DanielRCA/NCR-mtDNA_ampliconbasedngs

Repository files navigation

NCR-mtDNA_ampliconbasedngs

Introduction

DanielRCA/NCR-mtDNA_ampliconbasedngs is an easy-to-use bioinformatic tool to analyse the Non-Coding Region of ancient human mtDNA obtained by an amplicon-based Next Generation Sequencing method (PowerSeq(TM) CRM Nested System kit, Promega Corporation).

Pipeline Summary,

The pipeline performs the following:

  1. Reference genome indices creation for mapping (bwa and samtools)
  2. Sequencing quality control (FastQC)
  3. Sequencing adapter removal, duplicates removal, primers removal, paired-end data merging, Illumina two-coloured sequencer poly-G tail removal, post-adapter-removal trimming of FASTQ files prior mapping (fastp)
  4. Read mapping to reference (bwa aln and bwa sampe)
  5. Post-mapping processing, statistics and conversion to bam (samtools)
  6. Damaged reads extraction (PMDtools)
  7. Post-mapping statistics and BAM quality control (Qualimap)
  8. Creation of VCF genotyping files (freebayes and vcflib)
  9. Haplogroup determination (HaploGrep2)

Pre-requesites

A group of tools must be pre-installed. For each tool, version used by our group is shown in brackets. We provide a Conda enviroment file with all the versions indicated.
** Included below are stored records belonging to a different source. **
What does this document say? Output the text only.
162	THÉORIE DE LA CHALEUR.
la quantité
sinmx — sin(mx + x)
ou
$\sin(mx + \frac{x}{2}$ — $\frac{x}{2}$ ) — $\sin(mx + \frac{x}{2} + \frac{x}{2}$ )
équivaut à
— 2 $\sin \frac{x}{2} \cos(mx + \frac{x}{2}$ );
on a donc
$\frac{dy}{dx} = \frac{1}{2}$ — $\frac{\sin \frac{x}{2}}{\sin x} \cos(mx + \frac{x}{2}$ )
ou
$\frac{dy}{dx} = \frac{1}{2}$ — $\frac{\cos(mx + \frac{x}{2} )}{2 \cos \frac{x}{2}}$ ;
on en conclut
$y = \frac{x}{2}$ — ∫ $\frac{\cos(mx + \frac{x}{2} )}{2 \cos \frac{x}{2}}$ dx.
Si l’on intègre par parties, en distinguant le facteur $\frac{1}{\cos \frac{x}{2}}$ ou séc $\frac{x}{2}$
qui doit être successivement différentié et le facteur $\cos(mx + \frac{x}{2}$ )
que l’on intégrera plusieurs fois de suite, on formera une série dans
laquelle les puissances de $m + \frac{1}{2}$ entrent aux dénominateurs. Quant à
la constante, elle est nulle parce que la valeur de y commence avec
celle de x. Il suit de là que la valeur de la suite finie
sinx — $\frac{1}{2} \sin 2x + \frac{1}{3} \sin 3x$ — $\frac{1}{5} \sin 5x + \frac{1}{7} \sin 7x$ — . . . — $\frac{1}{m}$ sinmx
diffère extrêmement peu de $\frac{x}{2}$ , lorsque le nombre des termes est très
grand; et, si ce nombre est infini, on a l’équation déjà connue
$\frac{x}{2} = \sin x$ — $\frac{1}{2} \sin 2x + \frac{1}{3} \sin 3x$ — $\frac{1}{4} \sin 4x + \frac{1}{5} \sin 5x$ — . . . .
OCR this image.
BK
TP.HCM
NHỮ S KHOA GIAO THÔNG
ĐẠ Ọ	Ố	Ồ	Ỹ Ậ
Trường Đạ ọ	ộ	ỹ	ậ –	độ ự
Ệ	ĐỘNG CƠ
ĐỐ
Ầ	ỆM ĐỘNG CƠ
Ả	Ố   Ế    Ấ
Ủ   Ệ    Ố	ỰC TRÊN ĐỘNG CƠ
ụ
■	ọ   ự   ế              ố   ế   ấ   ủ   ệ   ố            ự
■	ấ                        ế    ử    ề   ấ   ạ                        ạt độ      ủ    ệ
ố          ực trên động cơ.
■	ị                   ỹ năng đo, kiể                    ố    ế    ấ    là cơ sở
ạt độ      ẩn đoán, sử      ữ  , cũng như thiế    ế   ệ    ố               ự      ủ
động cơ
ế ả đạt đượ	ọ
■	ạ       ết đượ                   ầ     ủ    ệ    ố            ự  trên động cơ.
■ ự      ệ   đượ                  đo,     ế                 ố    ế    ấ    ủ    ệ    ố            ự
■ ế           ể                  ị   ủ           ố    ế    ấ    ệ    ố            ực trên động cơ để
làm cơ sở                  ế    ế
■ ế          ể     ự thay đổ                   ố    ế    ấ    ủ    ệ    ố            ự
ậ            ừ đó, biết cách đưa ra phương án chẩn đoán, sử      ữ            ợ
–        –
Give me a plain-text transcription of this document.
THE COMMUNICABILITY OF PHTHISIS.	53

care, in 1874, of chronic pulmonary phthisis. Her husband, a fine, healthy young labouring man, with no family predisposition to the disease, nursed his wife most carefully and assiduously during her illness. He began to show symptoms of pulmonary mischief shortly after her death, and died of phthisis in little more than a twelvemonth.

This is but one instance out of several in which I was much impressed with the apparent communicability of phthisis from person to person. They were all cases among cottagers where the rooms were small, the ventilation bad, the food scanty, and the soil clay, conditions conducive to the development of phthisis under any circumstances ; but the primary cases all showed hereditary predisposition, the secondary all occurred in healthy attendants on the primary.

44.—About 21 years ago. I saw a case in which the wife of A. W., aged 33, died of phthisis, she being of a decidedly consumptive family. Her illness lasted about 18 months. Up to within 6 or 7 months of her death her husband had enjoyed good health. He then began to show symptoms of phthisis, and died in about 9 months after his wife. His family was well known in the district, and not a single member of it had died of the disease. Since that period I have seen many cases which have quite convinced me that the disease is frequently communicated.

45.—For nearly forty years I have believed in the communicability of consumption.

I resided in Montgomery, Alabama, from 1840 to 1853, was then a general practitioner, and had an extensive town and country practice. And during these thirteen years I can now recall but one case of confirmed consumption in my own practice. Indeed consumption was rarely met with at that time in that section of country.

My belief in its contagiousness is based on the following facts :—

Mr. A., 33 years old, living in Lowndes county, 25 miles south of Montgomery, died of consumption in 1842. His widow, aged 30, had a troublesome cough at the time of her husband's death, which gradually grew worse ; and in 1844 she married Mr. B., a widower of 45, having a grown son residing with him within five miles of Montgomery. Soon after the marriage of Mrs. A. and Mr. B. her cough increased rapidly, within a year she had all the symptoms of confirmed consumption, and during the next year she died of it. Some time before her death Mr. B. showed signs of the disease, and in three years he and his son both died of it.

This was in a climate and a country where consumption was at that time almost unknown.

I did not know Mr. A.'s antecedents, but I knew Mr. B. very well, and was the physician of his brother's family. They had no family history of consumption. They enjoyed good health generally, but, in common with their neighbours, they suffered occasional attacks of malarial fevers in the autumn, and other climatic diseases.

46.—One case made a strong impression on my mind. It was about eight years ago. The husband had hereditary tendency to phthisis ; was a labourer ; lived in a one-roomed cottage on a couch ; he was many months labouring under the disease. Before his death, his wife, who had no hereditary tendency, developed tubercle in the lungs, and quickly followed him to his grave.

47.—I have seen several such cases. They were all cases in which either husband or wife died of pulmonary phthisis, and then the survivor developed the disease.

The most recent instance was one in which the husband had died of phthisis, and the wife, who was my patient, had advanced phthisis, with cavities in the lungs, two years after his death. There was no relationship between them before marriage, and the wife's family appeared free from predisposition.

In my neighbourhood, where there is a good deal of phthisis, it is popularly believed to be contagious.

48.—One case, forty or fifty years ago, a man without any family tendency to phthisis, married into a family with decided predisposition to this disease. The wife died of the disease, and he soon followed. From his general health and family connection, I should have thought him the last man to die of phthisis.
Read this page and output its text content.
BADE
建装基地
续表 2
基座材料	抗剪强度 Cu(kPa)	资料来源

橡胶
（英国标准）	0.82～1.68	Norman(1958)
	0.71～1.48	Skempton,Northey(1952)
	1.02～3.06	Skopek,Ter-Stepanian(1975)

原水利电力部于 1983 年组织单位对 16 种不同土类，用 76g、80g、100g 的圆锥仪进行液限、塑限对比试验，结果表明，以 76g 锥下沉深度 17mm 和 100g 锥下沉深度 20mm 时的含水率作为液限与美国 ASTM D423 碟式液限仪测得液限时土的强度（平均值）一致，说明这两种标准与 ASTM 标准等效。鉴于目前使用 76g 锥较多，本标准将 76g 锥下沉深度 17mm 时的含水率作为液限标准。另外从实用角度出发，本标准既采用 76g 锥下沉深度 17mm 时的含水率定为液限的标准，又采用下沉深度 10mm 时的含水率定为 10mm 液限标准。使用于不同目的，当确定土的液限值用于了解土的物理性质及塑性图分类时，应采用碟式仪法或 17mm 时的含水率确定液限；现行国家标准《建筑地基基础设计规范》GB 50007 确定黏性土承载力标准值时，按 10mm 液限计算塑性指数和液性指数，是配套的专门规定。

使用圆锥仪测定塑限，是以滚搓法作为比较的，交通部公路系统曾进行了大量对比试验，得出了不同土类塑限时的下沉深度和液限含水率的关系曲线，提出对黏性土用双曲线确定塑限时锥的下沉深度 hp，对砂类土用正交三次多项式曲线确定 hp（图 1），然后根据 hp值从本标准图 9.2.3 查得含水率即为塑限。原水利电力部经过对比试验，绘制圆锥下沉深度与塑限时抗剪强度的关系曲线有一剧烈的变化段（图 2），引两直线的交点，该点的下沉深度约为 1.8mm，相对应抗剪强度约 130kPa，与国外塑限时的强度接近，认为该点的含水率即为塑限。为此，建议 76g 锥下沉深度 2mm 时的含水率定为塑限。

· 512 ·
To make installation easier (see Installation and usage).

  • FastQC (v0.11.9)
  • fastp (v0.23.2)
  • BWA (v0.7.17)
  • SAMtools (v1.16.1)
  • QualiMap (v2.2.2a)
  • PMDtools (v0.60)
  • freebayes (v1.3.6)
  • vcflib (v1.0.3)
  • Haplogrep (v2.4.0)

Important

The use of other versions, especially in the context of freebayes and VCF generation, could alter results.

Installation and usage

Installation

You will need a Linux Operating System. You must also have Conda installed, which can be done by following Anaconda's User Guide. If you are not accustomed to using Linux, we strongly recommend following this tutorial created in 2022 by Lisa Tagliaferri and Tony Tran.

Once Anaconda has been installed, download Conda_Environment_File_NCR-mtDNA_ngsamplicon.txt file and save it in a directory. This is the Conda environement file. Next, open the Command-line interface by typing Ctrl+Alt+T in the directory where you saved your Conda environment file. Alternatively, you can type command line, cmd, or prompt into the search bar of your computer and navigate to the directory where you save the Conda environment file using cd command. If you face problems opening the command-line, here is a good tutorial.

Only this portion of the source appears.